Wednesday, 11 October 2017

Movie Review: Dead Man Down (2013)


A revenge crime thriller, Dead Man Down benefits from a focus on characters and a suitably grim mood.

In New York City, Victor (Colin Farrell) and his partner Darcy (Dominic Cooper) are violent gang members, part of the crew run by crime boss Alphonse (Terrence Howard). However, while pretending to be a loyal foot soldier, Victor is also on a secret and personal revenge mission, seeking retribution against Alphonse for the murder of his wife and child two years earlier.

Victor meets his neighbour Beatrice (Noomi Rapace), who lives with her mother (Isabelle Huppert). Beatrice was the victim of an accident caused by a drunk driver that left her with permanent facial scars. Having witnessed Victor commit a murder in his apartment, she demands that he kill the drunk driver, who got away with a light sentence. With Darcy investigating who is behind the threats against Alphonse, Victor has to quickly advance his complex retribution and satisfy Beatrice before his cover is blown.

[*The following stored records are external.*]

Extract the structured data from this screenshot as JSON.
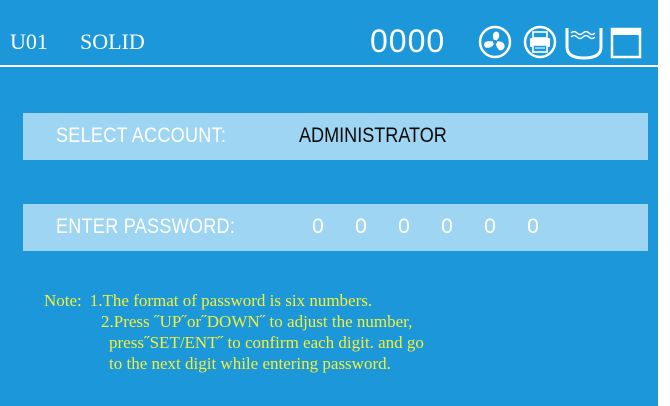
{
  "header": {
    "unit": "U01",
    "mode": "SOLID",
    "counter": "0000",
    "icons": [
      "fan-icon",
      "printer-icon",
      "water-tank-icon",
      "window-icon"
    ]
  },
  "account": {
    "label": "SELECT ACCOUNT:",
    "value": "ADMINISTRATOR"
  },
  "password": {
    "label": "ENTER PASSWORD:",
    "digits": [
      "0",
      "0",
      "0",
      "0",
      "0",
      "0"
    ]
  },
  "note": {
    "prefix": "Note:",
    "line1": "1.The format of password is six numbers.",
    "line2": "2.Press ˝UP˝or˝DOWN˝ to adjust the number,",
    "line3": "press˝SET/ENT˝ to confirm each digit. and go",
    "line4": "to the next digit while entering password."
  },
  "colors": {
    "background": "#1c97d9",
    "field": "#9ed5f2",
    "note": "#f2ef3a"
  }
}
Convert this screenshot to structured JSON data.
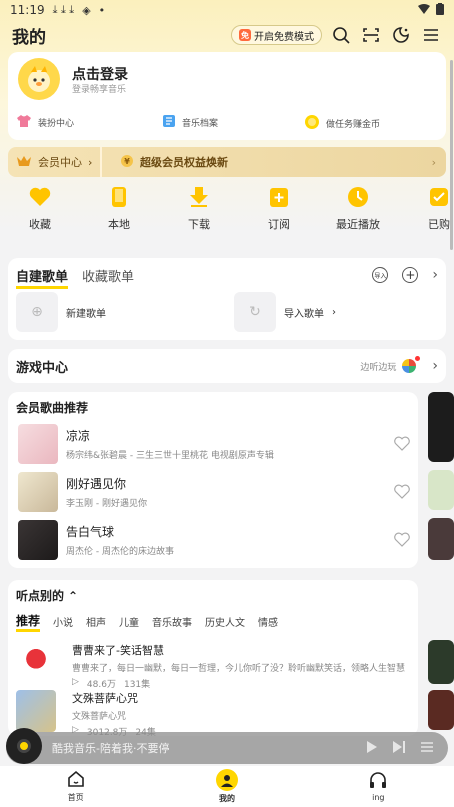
{
  "status": {
    "time": "11:19",
    "extra": "•"
  },
  "header": {
    "title": "我的",
    "free_mode": "开启免费模式",
    "free_icon": "免"
  },
  "login": {
    "title": "点击登录",
    "subtitle": "登录畅享音乐",
    "links": [
      "装扮中心",
      "音乐档案",
      "做任务赚金币"
    ]
  },
  "vip": {
    "center": "会员中心",
    "upgrade": "超级会员权益焕新"
  },
  "quick": [
    "收藏",
    "本地",
    "下载",
    "订阅",
    "最近播放",
    "已购"
  ],
  "playlists": {
    "tabs": [
      "自建歌单",
      "收藏歌单"
    ],
    "new": "新建歌单",
    "import": "导入歌单",
    "import_icon_label": "导入"
  },
  "game": {
    "title": "游戏中心",
    "hint": "边听边玩"
  },
  "vip_songs": {
    "title": "会员歌曲推荐",
    "songs": [
      {
        "title": "凉凉",
        "subtitle": "杨宗纬&张碧晨 - 三生三世十里桃花 电视剧原声专辑",
        "cover": "#f2d4d8"
      },
      {
        "title": "刚好遇见你",
        "subtitle": "李玉刚 - 刚好遇见你",
        "cover": "#e7dfc6"
      },
      {
        "title": "告白气球",
        "subtitle": "周杰伦 - 周杰伦的床边故事",
        "cover": "#2e2a2a"
      }
    ]
  },
  "listen": {
    "title": "听点别的",
    "tabs": [
      "推荐",
      "小说",
      "相声",
      "儿童",
      "音乐故事",
      "历史人文",
      "情感"
    ],
    "items": [
      {
        "title": "曹曹来了-笑话智慧",
        "subtitle": "曹曹来了，每日一幽默，每日一哲理，今儿你听了没？聆听幽默笑话，领略人生智慧",
        "plays": "48.6万",
        "episodes": "131集"
      },
      {
        "title": "文殊菩萨心咒",
        "subtitle": "文殊菩萨心咒",
        "plays": "3012.8万",
        "episodes": "24集"
      }
    ]
  },
  "player": {
    "text": "酷我音乐-陪着我·不要停"
  },
  "nav": [
    "首页",
    "我的",
    "ing"
  ],
  "colors": {
    "accent": "#ffd600",
    "vip_gold": "#ecd6a0"
  }
}
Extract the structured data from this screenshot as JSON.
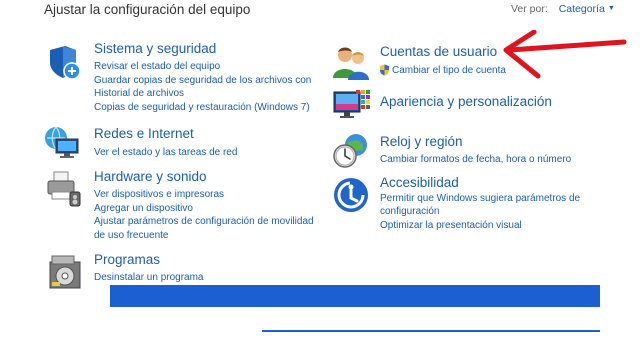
{
  "header": {
    "title": "Ajustar la configuración del equipo",
    "view_by_label": "Ver por:",
    "view_by_value": "Categoría"
  },
  "categories": {
    "system": {
      "title": "Sistema y seguridad",
      "links": [
        "Revisar el estado del equipo",
        "Guardar copias de seguridad de los archivos con",
        "Historial de archivos",
        "Copias de seguridad y restauración (Windows 7)"
      ]
    },
    "network": {
      "title": "Redes e Internet",
      "links": [
        "Ver el estado y las tareas de red"
      ]
    },
    "hardware": {
      "title": "Hardware y sonido",
      "links": [
        "Ver dispositivos e impresoras",
        "Agregar un dispositivo",
        "Ajustar parámetros de configuración de movilidad",
        "de uso frecuente"
      ]
    },
    "programs": {
      "title": "Programas",
      "links": [
        "Desinstalar un programa"
      ]
    },
    "accounts": {
      "title": "Cuentas de usuario",
      "links": [
        "Cambiar el tipo de cuenta"
      ]
    },
    "appearance": {
      "title": "Apariencia y personalización",
      "links": []
    },
    "clock": {
      "title": "Reloj y región",
      "links": [
        "Cambiar formatos de fecha, hora o número"
      ]
    },
    "ease": {
      "title": "Accesibilidad",
      "links": [
        "Permitir que Windows sugiera parámetros de",
        "configuración",
        "Optimizar la presentación visual"
      ]
    }
  },
  "colors": {
    "link": "#1c5fb0",
    "arrow": "#e0141e",
    "overlay": "#1b5fd2"
  }
}
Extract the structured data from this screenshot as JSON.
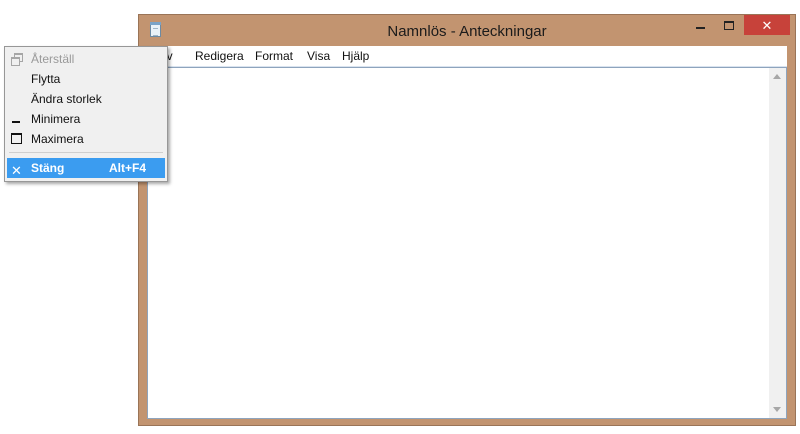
{
  "window": {
    "title": "Namnlös - Anteckningar",
    "controls": {
      "minimize_icon": "minimize-icon",
      "maximize_icon": "maximize-icon",
      "close_icon": "close-icon"
    }
  },
  "menubar": {
    "items": [
      "iv",
      "Redigera",
      "Format",
      "Visa",
      "Hjälp"
    ]
  },
  "system_menu": {
    "items": [
      {
        "label": "Återställ",
        "icon": "restore-icon",
        "enabled": false
      },
      {
        "label": "Flytta",
        "icon": "",
        "enabled": true
      },
      {
        "label": "Ändra storlek",
        "icon": "",
        "enabled": true
      },
      {
        "label": "Minimera",
        "icon": "minimize-icon",
        "enabled": true
      },
      {
        "label": "Maximera",
        "icon": "maximize-icon",
        "enabled": true
      },
      {
        "label": "Stäng",
        "accelerator": "Alt+F4",
        "icon": "close-icon",
        "enabled": true,
        "highlighted": true
      }
    ]
  },
  "colors": {
    "frame": "#c29470",
    "close_button": "#c7423a",
    "menu_highlight": "#3b9cf0"
  }
}
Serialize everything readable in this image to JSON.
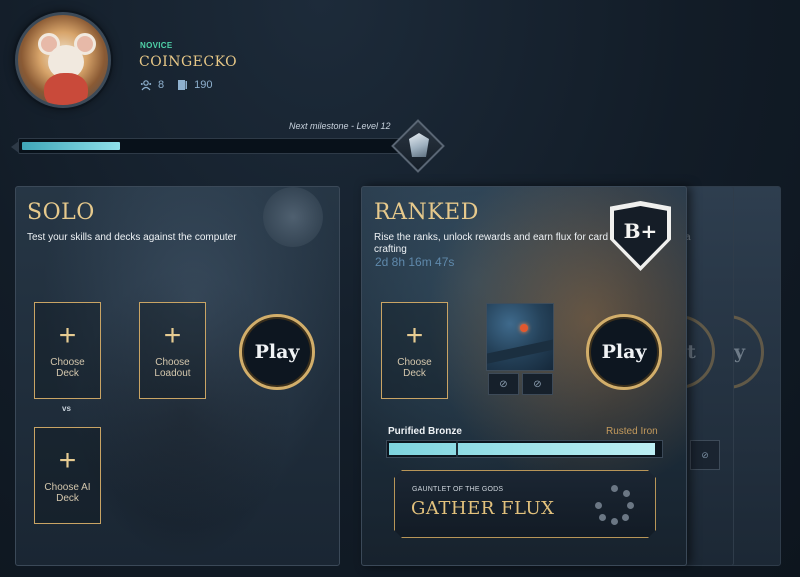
{
  "profile": {
    "rank": "NOVICE",
    "name": "COINGECKO",
    "stats": [
      {
        "icon": "friends-icon",
        "value": "8"
      },
      {
        "icon": "cards-icon",
        "value": "190"
      }
    ]
  },
  "level": {
    "milestone_text": "Next milestone - Level 12",
    "progress": 0.25
  },
  "solo": {
    "title": "SOLO",
    "description": "Test your skills and decks against the computer",
    "slots": [
      {
        "plus": "+",
        "label": "Choose Deck"
      },
      {
        "plus": "+",
        "label": "Choose Loadout"
      },
      {
        "plus": "+",
        "label": "Choose AI Deck"
      }
    ],
    "vs": "vs",
    "play_label": "Play"
  },
  "ranked": {
    "title": "RANKED",
    "description": "Rise the ranks, unlock rewards and earn flux for card crafting",
    "countdown": "2d 8h 16m 47s",
    "grade": "B+",
    "slot": {
      "plus": "+",
      "label": "Choose Deck"
    },
    "mini_buttons": [
      "⊘",
      "⊘"
    ],
    "play_label": "Play",
    "tier_current": "Purified Bronze",
    "tier_next": "Rusted Iron",
    "tier_progress": 0.98,
    "flux": {
      "subtitle": "GAUNTLET OF THE GODS",
      "title": "GATHER FLUX"
    }
  },
  "back_cards": {
    "desc_fragment": "a",
    "glyph_1": "t",
    "glyph_2": "y",
    "slot_icon": "eye-off-icon"
  },
  "colors": {
    "gold": "#d2ae6a",
    "teal": "#7ed4de",
    "rank_green": "#4fd2a8"
  }
}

Directed by Niels Arden Oplev, Dead Man Down is better than it needed to be. Oplev restricts the action set pieces to just a few punchy moments at the start, middle and end, and keeps them short if a bit muddled in execution. Plenty of room is therefore created for a complex double revenge plot to unfurl from the middle outwards, and the characters of Victor and Beatrice occupy centre stage.

The story of Victor plotting an elaborate payback contains a compelling backstory and a patient build-up, while Beatrice is an intriguing woman, scarred physically but more deeply damaged emotionally. The two combine to create an unusually provocative duo with overlapping objectives. When the inevitable relationship evolves between them, their rage is also cast in a new light.

None of which is to say that Dead Man Down doesn't contain glaring faults. Gangster stereotypes and narrative shortcuts litter the screen, plot holes waltz through the film, and New York City is somehow suddenly devoid of law enforcement. Early in the story a gangland massacre takes place, with an exchange of gunfire worthy of a war zone, and yet none of the perpetrators are ever remotely bothered by any sort of investigation.

Oplev skips past the shortcomings with an appealing dark aesthetic, many of the scenes taking place at dusk or later, with dark blues and artificial lighting complementing the underworld milieu. And the quality of the cast also helps to ride out the weaker moments. Colin Farrell's generally expressionless persona is well suited to the secretive and scheming Victor, while Noomi Rapace matches Farrell with her sense of determined despondency. Isabelle Huppert as Beatrice's mostly deaf mother adds depth to Beatrice's domesticity. Veterans Armand Assante and F. Murray Abraham have small supporting roles.

A reasonably potent mix of action and layered plot, Dead Man Down enjoys more ups than downs.